Friday, March 31, 2006

1960s Now

New Protests in L.A.: "This is How They Did It in the 60s"

Antiwar demonstrations have become all too familiar since the 1960s, thanks to so many awful wars to demonstrate against. But the recent protests by Latinos against certain proposed legislation on immigration in the 2006 Congress have other direct roots to the 1960s: to the Civil Rights era, and to the Cesar Chavez marches and boycotts. In California, March 31 is a state holiday in honor of Chavez.

According to this article in the L.A. Times, high school students are looking to the 60s for some of their models for non-violent protest, in particular to Los Angeles school demonstrations in 1968 as depicted in the recently shown HBO film, "Walkout."

"It hearkens back to 1968," said Andres Jimenez, director of the California Policy Research Center at the University of California. "There was a sense of frustration that they saw with their parents in terms of the tenor of the immigration debate. This group is being singled out as a 'problem group.' And they wanted to seek an avenue to respond to that, to show that on the contrary, this group is very much a part of the broader society."
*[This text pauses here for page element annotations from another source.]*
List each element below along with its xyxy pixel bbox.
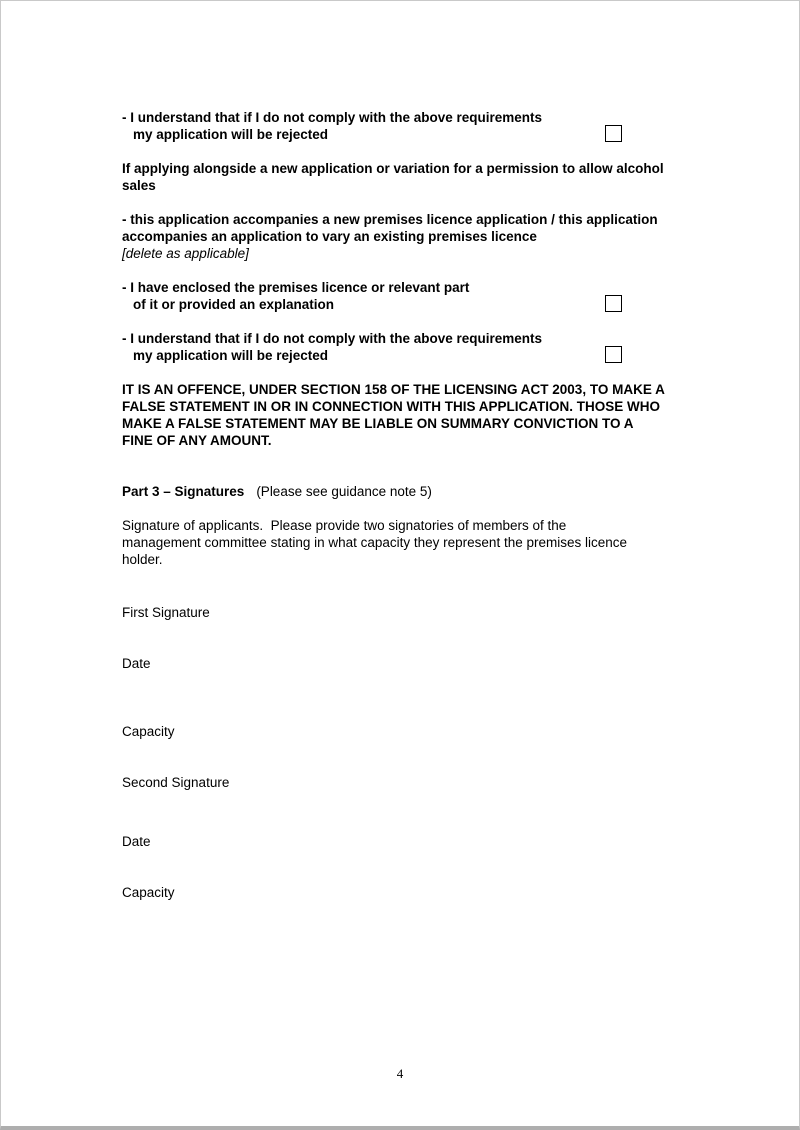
enclosed-checkbox[interactable] bbox=[605, 295, 622, 312]
date-label-2: Date bbox=[122, 834, 151, 849]
capacity-label-1: Capacity bbox=[122, 724, 175, 739]
part3-guidance-note: (Please see guidance note 5) bbox=[256, 484, 432, 499]
accompanies-text: - this application accompanies a new premises licence application / this application accompanies an application to vary an existing premises licence bbox=[122, 212, 658, 244]
declaration-comply-row-2 bbox=[122, 330, 682, 364]
declaration-comply-text-2 bbox=[122, 330, 542, 364]
declaration-line: my application will be rejected bbox=[133, 348, 329, 363]
date-label-1: Date bbox=[122, 656, 151, 671]
delete-as-applicable-note: [delete as applicable] bbox=[122, 246, 249, 261]
declaration-comply-text-1 bbox=[122, 109, 542, 143]
declaration-enclosed-row bbox=[122, 279, 682, 313]
declaration-line: - I understand that if I do not comply with the above requirements bbox=[122, 110, 543, 125]
declaration-line: - I understand that if I do not comply with the above requirements bbox=[122, 331, 543, 346]
second-signature-label: Second Signature bbox=[122, 775, 230, 790]
part3-title: Part 3 – Signatures bbox=[122, 484, 245, 499]
capacity-label-2: Capacity bbox=[122, 885, 175, 900]
declaration-enclosed-text bbox=[122, 279, 469, 313]
part3-heading bbox=[122, 483, 682, 500]
page-number: 4 bbox=[396, 1066, 404, 1081]
declaration-line: of it or provided an explanation bbox=[133, 297, 335, 312]
comply-checkbox-2[interactable] bbox=[605, 346, 622, 363]
accompanies-statement bbox=[122, 211, 667, 262]
first-signature-label: First Signature bbox=[122, 605, 210, 620]
declaration-line: - I have enclosed the premises licence or relevant part bbox=[122, 280, 470, 295]
comply-checkbox-1[interactable] bbox=[605, 125, 622, 142]
declaration-comply-row-1 bbox=[122, 109, 682, 143]
alcohol-application-heading: If applying alongside a new application or variation for a permission to allow alcohol sales bbox=[122, 161, 664, 193]
page-content bbox=[122, 109, 682, 901]
declaration-line: my application will be rejected bbox=[133, 127, 329, 142]
signature-intro: Signature of applicants. Please provide two signatories of members of the management committee stating in what capacity they represent the premises licence holder. bbox=[122, 518, 631, 567]
offence-notice: IT IS AN OFFENCE, UNDER SECTION 158 OF THE LICENSING ACT 2003, TO MAKE A FALSE STATEMENT IN OR IN CONNECTION WITH THIS APPLICATION. THOSE WHO MAKE A FALSE STATEMENT MAY BE LIABLE ON SUMMARY CONVICTION TO A FINE OF ANY AMOUNT. bbox=[122, 382, 665, 448]
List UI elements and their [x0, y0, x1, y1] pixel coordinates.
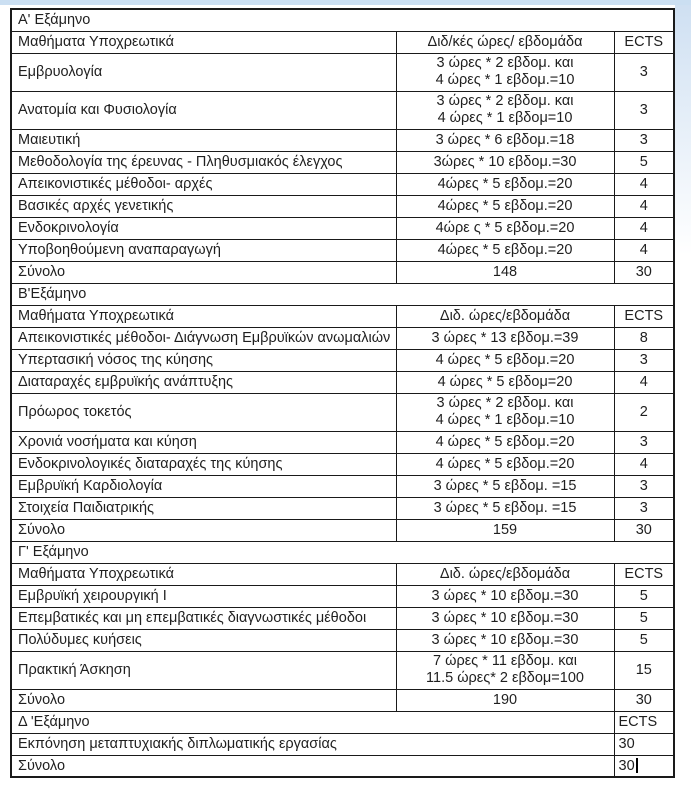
hours-cell	[396, 129, 614, 151]
table-row	[11, 711, 674, 733]
table-row	[11, 217, 674, 239]
table-row	[11, 453, 674, 475]
hours-line: 3 ώρες * 2 εβδομ. και	[436, 55, 574, 71]
table-row	[11, 173, 674, 195]
ects-cell: 4	[614, 239, 674, 261]
curriculum-table	[10, 8, 675, 778]
column-header-courses: Μαθήματα Υποχρεωτικά	[11, 31, 396, 53]
total-ects-cell: 30	[614, 261, 674, 283]
ects-cell: 3	[614, 53, 674, 91]
hours-line: 4 ώρες * 1 εβδομ=10	[437, 110, 573, 126]
ects-cell: 4	[614, 195, 674, 217]
table-row	[11, 629, 674, 651]
column-header-hours: Διδ. ώρες/εβδομάδα	[396, 305, 614, 327]
total-hours-cell: 159	[396, 519, 614, 541]
total-label-cell: Σύνολο	[11, 519, 396, 541]
ects-cell: 4	[614, 217, 674, 239]
column-header-courses: Μαθήματα Υποχρεωτικά	[11, 305, 396, 327]
hours-cell	[396, 349, 614, 371]
table-row	[11, 651, 674, 689]
hours-cell	[396, 327, 614, 349]
hours-cell	[396, 607, 614, 629]
table-row	[11, 733, 674, 755]
table-row	[11, 393, 674, 431]
table-row	[11, 283, 674, 305]
ects-cell: 15	[614, 651, 674, 689]
hours-cell	[396, 629, 614, 651]
course-cell: Απεικονιστικές μέθοδοι- Διάγνωση Εμβρυϊκών ανωμαλιών	[11, 327, 396, 349]
total-ects-value: 30	[618, 757, 635, 774]
hours-line: 4 ώρες * 5 εβδομ.=20	[435, 433, 575, 450]
course-cell: Ανατομία και Φυσιολογία	[11, 91, 396, 129]
table-row	[11, 9, 674, 31]
hours-cell	[396, 173, 614, 195]
hours-line: 4 ώρες * 5 εβδομ=20	[437, 373, 573, 390]
course-cell: Στοιχεία Παιδιατρικής	[11, 497, 396, 519]
table-row	[11, 541, 674, 563]
course-cell: Βασικές αρχές γενετικής	[11, 195, 396, 217]
ects-cell: 2	[614, 393, 674, 431]
course-cell: Εμβρυϊκή Καρδιολογία	[11, 475, 396, 497]
course-cell: Ενδοκρινολογικές διαταραχές της κύησης	[11, 453, 396, 475]
ects-cell: 3	[614, 129, 674, 151]
table-row	[11, 53, 674, 91]
total-ects-cell: 30	[614, 519, 674, 541]
ects-cell: 8	[614, 327, 674, 349]
table-row	[11, 261, 674, 283]
course-cell: Πρακτική Άσκηση	[11, 651, 396, 689]
hours-line: 3 ώρες * 10 εβδομ.=30	[431, 587, 579, 604]
ects-cell: 5	[614, 629, 674, 651]
section-title: Γ' Εξάμηνο	[11, 541, 674, 563]
course-cell: Απεικονιστικές μέθοδοι- αρχές	[11, 173, 396, 195]
hours-line: 3 ώρες * 5 εβδομ. =15	[433, 499, 577, 516]
course-cell: Υπερτασική νόσος της κύησης	[11, 349, 396, 371]
window-top-strip	[0, 0, 691, 5]
ects-cell: 5	[614, 607, 674, 629]
hours-line: 7 ώρες * 11 εβδομ. και	[433, 653, 577, 669]
hours-line: 4ώρες * 5 εβδομ.=20	[437, 241, 573, 258]
table-row	[11, 431, 674, 453]
hours-cell	[396, 371, 614, 393]
table-row	[11, 689, 674, 711]
column-header-courses: Μαθήματα Υποχρεωτικά	[11, 563, 396, 585]
ects-cell: 3	[614, 349, 674, 371]
curriculum-table-body	[11, 9, 674, 777]
table-row	[11, 585, 674, 607]
course-cell: Πολύδυμες κυήσεις	[11, 629, 396, 651]
column-header-ects: ECTS	[614, 563, 674, 585]
total-label-cell: Σύνολο	[11, 689, 396, 711]
total-ects-cell	[614, 755, 674, 777]
table-row	[11, 371, 674, 393]
section-title: Β'Εξάμηνο	[11, 283, 674, 305]
table-row	[11, 195, 674, 217]
text-cursor	[636, 758, 638, 773]
hours-line: 3 ώρες * 10 εβδομ.=30	[431, 631, 579, 648]
hours-cell	[396, 393, 614, 431]
hours-cell	[396, 453, 614, 475]
hours-line: 4 ώρες * 5 εβδομ.=20	[435, 455, 575, 472]
total-label-cell: Σύνολο	[11, 755, 614, 777]
section-title: Δ 'Εξάμηνο	[11, 711, 614, 733]
hours-cell	[396, 585, 614, 607]
hours-cell	[396, 195, 614, 217]
column-header-hours: Διδ. ώρες/εβδομάδα	[396, 563, 614, 585]
hours-line: 3 ώρες * 2 εβδομ. και	[436, 93, 574, 109]
hours-cell	[396, 431, 614, 453]
table-row	[11, 607, 674, 629]
hours-cell	[396, 217, 614, 239]
table-row	[11, 475, 674, 497]
section-title-ects-header: ECTS	[614, 711, 674, 733]
hours-line: 4ώρες * 5 εβδομ.=20	[437, 175, 573, 192]
table-row	[11, 31, 674, 53]
table-row	[11, 519, 674, 541]
hours-cell	[396, 53, 614, 91]
ects-cell: 4	[614, 173, 674, 195]
course-cell: Χρονιά νοσήματα και κύηση	[11, 431, 396, 453]
course-cell: Διαταραχές εμβρυϊκής ανάπτυξης	[11, 371, 396, 393]
right-edge-shading	[675, 5, 691, 255]
section-title: Α' Εξάμηνο	[11, 9, 674, 31]
table-row	[11, 129, 674, 151]
table-row	[11, 151, 674, 173]
hours-cell	[396, 239, 614, 261]
ects-cell: 3	[614, 497, 674, 519]
table-row	[11, 497, 674, 519]
table-row	[11, 755, 674, 777]
course-cell: Εμβρυολογία	[11, 53, 396, 91]
hours-line: 4ώρε ς * 5 εβδομ.=20	[435, 219, 575, 236]
course-cell: Υποβοηθούμενη αναπαραγωγή	[11, 239, 396, 261]
table-row	[11, 305, 674, 327]
column-header-ects: ECTS	[614, 31, 674, 53]
course-cell: Μαιευτική	[11, 129, 396, 151]
course-cell: Εμβρυϊκή χειρουργική Ι	[11, 585, 396, 607]
course-cell: Ενδοκρινολογία	[11, 217, 396, 239]
hours-line: 3 ώρες * 13 εβδομ.=39	[431, 329, 579, 346]
hours-line: 3 ώρες * 6 εβδομ.=18	[435, 131, 575, 148]
hours-line: 3ώρες * 10 εβδομ.=30	[433, 153, 577, 170]
table-row	[11, 327, 674, 349]
hours-cell	[396, 151, 614, 173]
hours-cell	[396, 91, 614, 129]
ects-cell: 5	[614, 585, 674, 607]
total-ects-cell: 30	[614, 689, 674, 711]
hours-cell	[396, 475, 614, 497]
hours-line: 4 ώρες * 1 εβδομ.=10	[435, 412, 575, 428]
column-header-hours: Διδ/κές ώρες/ εβδομάδα	[396, 31, 614, 53]
table-row	[11, 563, 674, 585]
hours-line: 4 ώρες * 1 εβδομ.=10	[435, 72, 575, 88]
ects-cell: 4	[614, 371, 674, 393]
column-header-ects: ECTS	[614, 305, 674, 327]
total-hours-cell: 190	[396, 689, 614, 711]
hours-line: 11.5 ώρες* 2 εβδομ=100	[426, 670, 584, 686]
ects-cell: 3	[614, 91, 674, 129]
hours-cell	[396, 651, 614, 689]
hours-line: 3 ώρες * 10 εβδομ.=30	[431, 609, 579, 626]
ects-cell: 3	[614, 475, 674, 497]
ects-cell: 5	[614, 151, 674, 173]
total-label-cell: Σύνολο	[11, 261, 396, 283]
hours-line: 4 ώρες * 5 εβδομ.=20	[435, 351, 575, 368]
total-hours-cell: 148	[396, 261, 614, 283]
table-row	[11, 239, 674, 261]
table-row	[11, 91, 674, 129]
course-cell: Εκπόνηση μεταπτυχιακής διπλωματικής εργασίας	[11, 733, 614, 755]
ects-cell: 4	[614, 453, 674, 475]
course-cell: Μεθοδολογία της έρευνας - Πληθυσμιακός έλεγχος	[11, 151, 396, 173]
hours-line: 3 ώρες * 5 εβδομ. =15	[433, 477, 577, 494]
ects-cell: 30	[614, 733, 674, 755]
ects-cell: 3	[614, 431, 674, 453]
course-cell: Επεμβατικές και μη επεμβατικές διαγνωστικές μέθοδοι	[11, 607, 396, 629]
hours-cell	[396, 497, 614, 519]
hours-line: 3 ώρες * 2 εβδομ. και	[436, 395, 574, 411]
hours-line: 4ώρες * 5 εβδομ.=20	[437, 197, 573, 214]
course-cell: Πρόωρος τοκετός	[11, 393, 396, 431]
table-row	[11, 349, 674, 371]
To be sure, students revealed both their youth and their naivete at times. When thousands of Los Angeles students descended on City Hall on Monday, for example, one student said she remembered something about civil rights protesters in the 1960s sitting down during demonstrations. It was a reference to the "sit-in," but it wasn't entirely clear whether the students recognized the pedigree of their decision to plop down on the steps.

"That was the idea of a girl from Belmont" High School, said Tabares. "In the '60s, the way they did it was sitting down. So we told everybody to sit down."

The story goes on to say that some students were also quite savvy about protesting, and had good instincts for how to be effective. They also use new tools, like the Internet, in particular Myspace.com, which became an information clearinghouse that every teenager knew but few adults did. The result in one school:

It didn't take long before most of Garden Grove High's roughly 2,200 students knew what was coming, without the knowledge or involvement of teachers or parents.

Soon, the bulletin crossed over an invisible but critical line between teens who were friends but attended different schools. Students began posting their telephone numbers, and soon dozens more pledges to participate were obtained through phone calls and instant text messages.

Still, when the tardy bell rang Monday morning, Muniz had no idea what to expect. Teenagers can talk a big game. But would they follow through?

She waited in front of the school. Soon, the doors opened, and scores of students — most of them Latino, but a handful of whites, African Americans and Asian Americans too — joined her. They marched through Garden Grove and Anaheim, picking up students at several other schools as planned through MySpace bulletins. By 1 p.m., they had covered 10 miles. An estimated 1,500 students had walked out. Muniz was a truant — and, to her friends, a hero.